Les enquêtes sur la prise de pouvoir militaire survenue le 26 juin en Bolivie portent jusqu’à présent sur 24 personnes et ont été élargies à trois autres crimes en plus du soulèvement armé et du terrorisme, a rapporté samedi le Bureau du Procureur général de l’État (PGE).

“À l’heure actuelle et dix jours après l’ouverture de l’enquête préliminaire, le ministère public a émis six accusations formelles, qui ont motivé l’imposition de mesures de précaution individuelles à l’encontre de 24 personnes”, indique un communiqué du PGE.

L’entité chargée de la défense de l’État a détaillé la liste des personnes enquêtées, parmi lesquelles figurent le commandant de l’armée démis de ses fonctions, Juan José Zuñiga, et d’autres anciens chefs militaires, en plus du prétendu “idéologue” du soulèvement, le civil Aníbal Aguilar, qui était conseiller au bureau du ministère de la Défense.

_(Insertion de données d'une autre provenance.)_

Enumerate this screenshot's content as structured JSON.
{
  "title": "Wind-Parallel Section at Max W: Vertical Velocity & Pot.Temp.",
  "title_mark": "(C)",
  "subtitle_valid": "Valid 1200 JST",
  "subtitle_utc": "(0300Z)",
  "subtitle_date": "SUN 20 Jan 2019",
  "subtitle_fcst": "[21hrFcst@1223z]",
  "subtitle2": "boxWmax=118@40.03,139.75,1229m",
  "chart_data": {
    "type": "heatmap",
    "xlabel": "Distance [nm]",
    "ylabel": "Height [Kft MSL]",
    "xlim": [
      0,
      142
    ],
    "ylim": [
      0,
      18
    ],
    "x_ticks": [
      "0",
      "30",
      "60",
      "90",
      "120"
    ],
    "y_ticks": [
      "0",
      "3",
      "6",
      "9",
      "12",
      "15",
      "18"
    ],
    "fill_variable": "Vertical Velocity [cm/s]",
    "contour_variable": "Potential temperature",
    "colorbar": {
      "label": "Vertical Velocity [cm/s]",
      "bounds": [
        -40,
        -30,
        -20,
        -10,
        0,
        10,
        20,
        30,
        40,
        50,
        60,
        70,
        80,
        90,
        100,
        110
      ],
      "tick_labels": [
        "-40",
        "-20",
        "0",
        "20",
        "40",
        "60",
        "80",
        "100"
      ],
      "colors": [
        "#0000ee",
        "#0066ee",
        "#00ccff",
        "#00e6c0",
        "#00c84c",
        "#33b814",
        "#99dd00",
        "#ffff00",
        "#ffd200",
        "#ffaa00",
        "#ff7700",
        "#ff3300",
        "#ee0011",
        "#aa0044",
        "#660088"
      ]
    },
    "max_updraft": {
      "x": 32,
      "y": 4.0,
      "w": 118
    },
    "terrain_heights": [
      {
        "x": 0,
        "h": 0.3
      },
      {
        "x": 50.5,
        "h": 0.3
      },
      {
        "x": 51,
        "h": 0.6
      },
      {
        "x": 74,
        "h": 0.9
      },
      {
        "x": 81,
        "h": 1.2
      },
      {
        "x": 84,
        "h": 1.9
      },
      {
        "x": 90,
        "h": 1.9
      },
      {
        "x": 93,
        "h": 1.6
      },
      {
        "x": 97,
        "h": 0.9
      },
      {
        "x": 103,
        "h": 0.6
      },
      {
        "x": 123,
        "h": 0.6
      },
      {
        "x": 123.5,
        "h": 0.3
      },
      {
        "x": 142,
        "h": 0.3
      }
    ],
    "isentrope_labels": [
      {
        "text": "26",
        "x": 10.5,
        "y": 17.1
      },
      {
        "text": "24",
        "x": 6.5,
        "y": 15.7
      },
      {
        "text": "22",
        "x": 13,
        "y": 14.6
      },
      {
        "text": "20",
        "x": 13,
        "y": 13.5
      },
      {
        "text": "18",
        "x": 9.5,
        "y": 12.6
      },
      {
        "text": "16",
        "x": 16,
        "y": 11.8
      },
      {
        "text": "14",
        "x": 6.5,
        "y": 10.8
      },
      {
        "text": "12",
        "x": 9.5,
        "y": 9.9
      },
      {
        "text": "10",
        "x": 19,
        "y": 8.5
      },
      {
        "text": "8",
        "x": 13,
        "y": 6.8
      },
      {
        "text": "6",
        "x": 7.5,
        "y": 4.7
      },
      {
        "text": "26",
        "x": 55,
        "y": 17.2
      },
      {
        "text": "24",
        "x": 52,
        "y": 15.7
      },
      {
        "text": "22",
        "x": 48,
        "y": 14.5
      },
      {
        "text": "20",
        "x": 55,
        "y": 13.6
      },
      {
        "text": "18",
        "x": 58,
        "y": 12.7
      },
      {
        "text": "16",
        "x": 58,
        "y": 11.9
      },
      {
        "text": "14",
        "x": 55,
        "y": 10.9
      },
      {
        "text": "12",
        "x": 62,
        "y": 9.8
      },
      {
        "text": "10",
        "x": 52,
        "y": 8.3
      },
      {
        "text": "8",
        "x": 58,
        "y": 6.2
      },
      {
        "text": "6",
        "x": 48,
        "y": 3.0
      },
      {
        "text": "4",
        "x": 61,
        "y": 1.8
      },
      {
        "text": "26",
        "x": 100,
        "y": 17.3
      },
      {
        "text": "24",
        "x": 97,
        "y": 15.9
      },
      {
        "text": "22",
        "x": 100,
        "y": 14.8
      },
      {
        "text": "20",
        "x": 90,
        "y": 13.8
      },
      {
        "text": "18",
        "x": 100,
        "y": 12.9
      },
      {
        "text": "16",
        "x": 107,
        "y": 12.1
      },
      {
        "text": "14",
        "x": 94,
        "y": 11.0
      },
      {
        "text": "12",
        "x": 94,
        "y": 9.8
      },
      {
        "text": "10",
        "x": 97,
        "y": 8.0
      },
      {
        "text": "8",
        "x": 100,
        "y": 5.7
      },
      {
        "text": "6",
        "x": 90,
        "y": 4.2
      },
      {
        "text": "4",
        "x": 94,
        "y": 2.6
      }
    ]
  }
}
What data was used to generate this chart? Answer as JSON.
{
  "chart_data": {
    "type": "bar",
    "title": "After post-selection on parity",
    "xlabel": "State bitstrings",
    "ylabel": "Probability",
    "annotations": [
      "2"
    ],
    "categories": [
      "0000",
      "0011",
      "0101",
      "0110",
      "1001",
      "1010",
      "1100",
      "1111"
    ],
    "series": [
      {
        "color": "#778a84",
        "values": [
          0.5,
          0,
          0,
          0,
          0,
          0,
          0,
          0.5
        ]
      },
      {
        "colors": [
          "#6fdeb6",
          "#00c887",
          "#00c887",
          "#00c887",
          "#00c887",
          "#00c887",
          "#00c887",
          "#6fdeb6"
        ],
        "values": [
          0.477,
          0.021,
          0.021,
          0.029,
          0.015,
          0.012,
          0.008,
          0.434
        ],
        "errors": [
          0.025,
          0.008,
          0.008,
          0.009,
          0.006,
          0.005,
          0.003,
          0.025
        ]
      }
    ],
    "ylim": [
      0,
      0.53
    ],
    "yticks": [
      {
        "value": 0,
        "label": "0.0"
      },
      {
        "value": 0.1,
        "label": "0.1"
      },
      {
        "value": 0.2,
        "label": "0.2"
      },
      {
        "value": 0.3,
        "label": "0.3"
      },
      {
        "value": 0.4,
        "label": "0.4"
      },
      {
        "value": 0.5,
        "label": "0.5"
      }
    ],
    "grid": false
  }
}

Aux crimes de soulèvement armé et de terrorisme pour lesquels l’enquête a été ouverte, les chiffres d’« atteintes à la sécurité du président et d’autres dignitaires de l’État », de « destruction ou détérioration des biens de l’État et de la richesse nationale » et « d’usage abusif des biens publics » biens et services », a-t-il déclaré.

Le Bureau du Procureur général a ajouté que cette affaire sera « un message contre l’impunité et la non-répétition de la commission de crimes très graves qui menacent la souveraineté populaire, la sécurité extérieure et l’ordre intérieur du pays ».

Ce jour-là, on a également appris que la justice avait décidé de révoquer l’assignation à résidence dont bénéficiait Aguilar, 71 ans, et l’avait envoyé en détention préventive pendant cinq mois à la prison San Pedro de La Paz.

La semaine dernière, des soldats sous le commandement du commandant de l’armée, désormais démis de ses fonctions, ont occupé pendant quelques heures le siège présidentiel de La Paz, ce qui a été qualifié par le gouvernement de Luis Arce de « tentative de coup d’État ».

Après qu’Arce ait relevé le haut commandement militaire le même jour, Zuñiga et ses troupes se sont retirés, l’ancien commandant a été arrêté et est actuellement détenu à titre préventif dans une prison du centre du pays.

Lors de son arrestation, Zuñiga a accusé Arce d’avoir ordonné une action militaire pour « accroître sa popularité ».

L’opposition bolivienne a souligné que l’opération de Zuñiga et la confrontation avec Arce étaient un « coup monté » et un « coup d’État » visant à accroître la popularité du gouvernement, ce que l’ancien président et leader du parti au pouvoir, Evo Morales (2006- 2019) s’est mis d’accord), qui s’éloigne du président.

Dans une interview accordée à EFE, Arce a assuré qu’il n’avait jamais eu de relation étroite avec Zuñiga et que “quelqu’un a chuchoté” à l’ancien chef militaire pour lui faire croire qu’il “pouvait être président”.